On May 15, UTair Airlines released its Q107 RAS financials. The company posted nearly 55% y-o-y topline growth to $140.7 mln. Costs advanced 45.5% to $133.2 mln which enabled the company to report positive EBIT of $1.2 mln. However, as a result of considerable expenses on debt servicing, the company's net profit remained negative, -$3.3 mln.
| Indicator | Q106 | Q107 | Q107/ Q106 |
| Revenue |
91.2 |
140.7 |
54.4% |
| Opex |
91.5 |
133.2 |
45.5% |
| EBIT |
-0.3 |
1.2 |
- |
| Net profit |
-3.5 |
-3.3 |
- |
Considerably stronger earnings were attributable to active development of UTair's aviation business. The company managed to ramp up passenger traffic by over 25% y-o-y in Q107. Meanwhile, helicopter operations contracted slightly. Such a trend underscores the company's strategic priorities in rolling out the aviation transport segment. Given fierce competition in the industry, we question the viability of such a strategy. In our opinion, the helicopter segment, which is characterized by stronger margins, weaker competition and generated the company's entire profit in 2006, is also very important.

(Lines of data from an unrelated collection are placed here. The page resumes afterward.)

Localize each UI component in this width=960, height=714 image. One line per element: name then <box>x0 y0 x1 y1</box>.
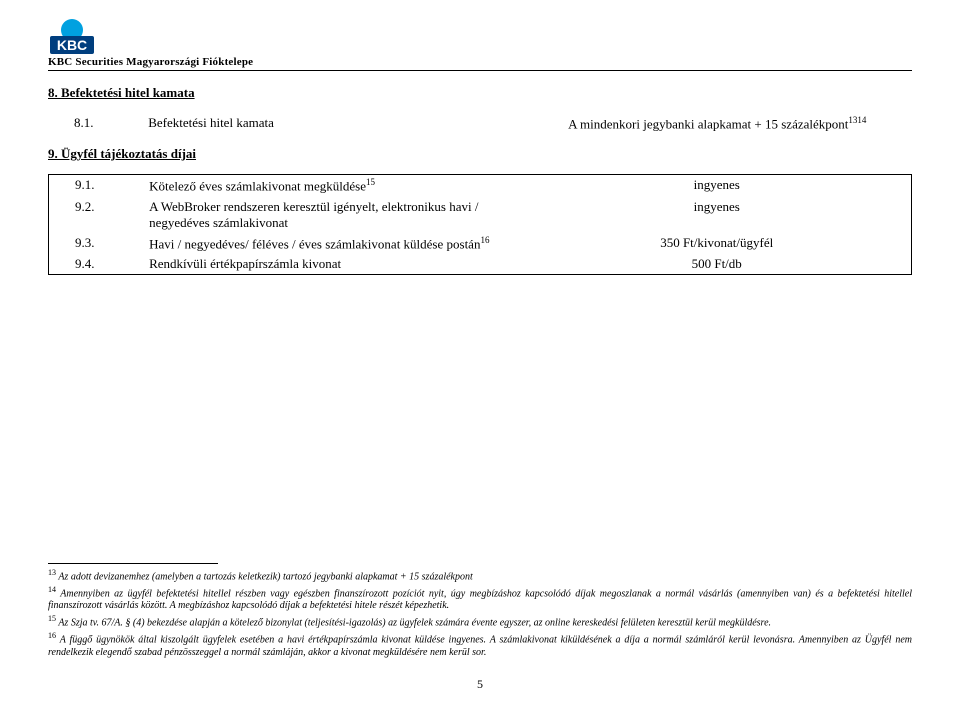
table-row: 9.4. Rendkívüli értékpapírszámla kivonat… <box>49 254 912 275</box>
row-label: A WebBroker rendszeren keresztül igényel… <box>145 197 522 233</box>
row-label: Rendkívüli értékpapírszámla kivonat <box>145 254 522 275</box>
section-9-table: 9.1. Kötelező éves számlakivonat megküld… <box>48 174 912 275</box>
svg-text:KBC: KBC <box>57 37 87 53</box>
header-divider <box>48 70 912 71</box>
footnote-13: 13 Az adott devizanemhez (amelyben a tar… <box>48 568 912 584</box>
row-num: 8.1. <box>48 113 144 134</box>
row-value: A mindenkori jegybanki alapkamat + 15 sz… <box>523 113 913 134</box>
row-num: 9.1. <box>49 175 146 197</box>
bank-name: KBC Securities Magyarországi Fióktelepe <box>48 56 253 68</box>
header: KBC KBC Securities Magyarországi Fióktel… <box>48 18 912 68</box>
footnote-divider <box>48 563 218 564</box>
footnote-15: 15 Az Szja tv. 67/A. § (4) bekezdése ala… <box>48 614 912 630</box>
kbc-logo-icon: KBC <box>48 18 96 56</box>
section-9-title: 9. Ügyfél tájékoztatás díjai <box>48 146 912 162</box>
row-value: ingyenes <box>522 197 911 233</box>
row-label: Befektetési hitel kamata <box>144 113 522 134</box>
footnotes: 13 Az adott devizanemhez (amelyben a tar… <box>48 563 912 660</box>
row-num: 9.2. <box>49 197 146 233</box>
row-value: 350 Ft/kivonat/ügyfél <box>522 233 911 254</box>
table-row: 9.2. A WebBroker rendszeren keresztül ig… <box>49 197 912 233</box>
section-8-table: 8.1. Befektetési hitel kamata A mindenko… <box>48 113 912 134</box>
table-row: 9.3. Havi / negyedéves/ féléves / éves s… <box>49 233 912 254</box>
footnote-16: 16 A függő ügynökök által kiszolgált ügy… <box>48 631 912 659</box>
row-value: 500 Ft/db <box>522 254 911 275</box>
row-num: 9.3. <box>49 233 146 254</box>
row-value: ingyenes <box>522 175 911 197</box>
row-num: 9.4. <box>49 254 146 275</box>
page-number: 5 <box>0 677 960 692</box>
table-row: 8.1. Befektetési hitel kamata A mindenko… <box>48 113 912 134</box>
footnote-14: 14 Amennyiben az ügyfél befektetési hite… <box>48 585 912 613</box>
table-row: 9.1. Kötelező éves számlakivonat megküld… <box>49 175 912 197</box>
row-label: Kötelező éves számlakivonat megküldése15 <box>145 175 522 197</box>
section-8-title: 8. Befektetési hitel kamata <box>48 85 912 101</box>
document-page: KBC KBC Securities Magyarországi Fióktel… <box>0 0 960 714</box>
row-label: Havi / negyedéves/ féléves / éves számla… <box>145 233 522 254</box>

A March accident involving the company's airplane in Samara still exerts a certain negative impact. The company's passenger traffic growth has been in decline y-o-y since March. In 2M07, growth topped 28%, while it was 25% in Q107 and 22% in January-April. However, we do not expect negative trends to develop and believe that UTair could post 20-25% passenger traffic growth in 2007.
Overall, we view the report as upbeat. Topline growth coupled with reduced costs clearly underscores the company's stronger margins which should push up UTair stock valuations. We reiterate our Buy recommendation on UTair commons with a fair price of $0.66 per common share which implies 25% upside potential.